The business has a complex operational structure. Different business models are applied in different markets; the company is a distributor in some, acts more as an agent in others, and in some operates somewhere between the two. With a significant export trade to manage, the company has opened a new warehouse on the continent to circumvent any post-Brexit problems.
‘We’ve looked at our market options and we recognise that we can’t take on the whole world in one go,’ says Hoy. ‘But we can take on the markets close to home, and the ones with cultural similarities to the UK, especially for our fashion-based products. Then we can look at building in new markets later. There’s a logical path to which territories we should grow first.’
Old and new
At the point Hoy joined William Morris London, he had become ‘a bit of an SME specialist’. He began his accountancy career at the age of 18, choosing a five-year training contract at BDO over university. He feels lucky to have joined the profession at the cusp of digitisation. ‘A lot of our work was still paper-based. And I learned double-entry what I call the proper way.’
He moved into education and training at BDO and was by his own admission probably ‘a little too comfortable’ when the financial crash hit and he was made redundant. A job at a local care home group came up through a contact at BDO, and he moved into industry. ‘It was a shock because suddenly I was on the other side of the fence with a lot to learn.’
An interest in IT soon led him towards systems-based work, to the extent that he considered switching from finance to the technology sector. ‘But I felt that finance and systems were getting closer and closer – the operational and finance parts of the business are moving towards each other.’

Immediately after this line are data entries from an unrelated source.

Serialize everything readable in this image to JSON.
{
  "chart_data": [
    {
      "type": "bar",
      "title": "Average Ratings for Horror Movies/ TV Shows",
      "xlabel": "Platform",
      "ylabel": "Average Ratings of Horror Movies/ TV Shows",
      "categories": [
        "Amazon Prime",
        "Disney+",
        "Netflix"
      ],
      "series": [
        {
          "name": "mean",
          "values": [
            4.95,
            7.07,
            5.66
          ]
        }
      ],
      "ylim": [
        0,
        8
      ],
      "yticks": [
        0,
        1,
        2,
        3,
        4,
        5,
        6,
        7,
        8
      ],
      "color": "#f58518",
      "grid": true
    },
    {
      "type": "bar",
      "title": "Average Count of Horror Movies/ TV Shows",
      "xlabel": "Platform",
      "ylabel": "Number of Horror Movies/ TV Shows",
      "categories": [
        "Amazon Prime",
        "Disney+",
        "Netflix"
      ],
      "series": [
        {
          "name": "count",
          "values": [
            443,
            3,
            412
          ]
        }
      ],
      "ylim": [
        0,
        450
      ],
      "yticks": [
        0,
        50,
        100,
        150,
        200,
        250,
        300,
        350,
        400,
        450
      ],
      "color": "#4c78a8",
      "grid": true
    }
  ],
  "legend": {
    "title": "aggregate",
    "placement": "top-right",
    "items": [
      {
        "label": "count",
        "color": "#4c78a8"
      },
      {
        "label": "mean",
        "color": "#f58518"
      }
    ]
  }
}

His experience in implementing systems played a key role in landing him his first FD role, for the car auction house Aston Barclay. ‘That step to FD is the most difficult, the big stepping stone. But my systems experience helped because the business was building its own bespoke system from scratch.’
The well-rounded CV
A career which has included stints of contract work has brought variety and experience to his CV. In just a few years he has helped distressed businesses, worked in a variety of sectors including healthcare and insurance, overseen the breakup and sale of another business, and been part of a small team negotiating a private equity takeover.
There may well be more excitement to come at William Morris London. ‘It’s a surprisingly fragmented market,’ Hoy says. ‘There is an expectation that there will be consolidation in the future. Buying groups are already forming, which is a double-edged sword.’ Groups drive down prices but add volume, although there is less autonomy over product choice.
‘We have ambitious growth plans, but it’s a proper plan – we’re not just saying that we’ll grow by 25% a year, because we’re good at what we do. We’re growing profit as well as turnover by focusing styles and leveraging buying power, along with lots of systems work and simplification.’
Whatever the future holds for the sector, William Morris London looks ready.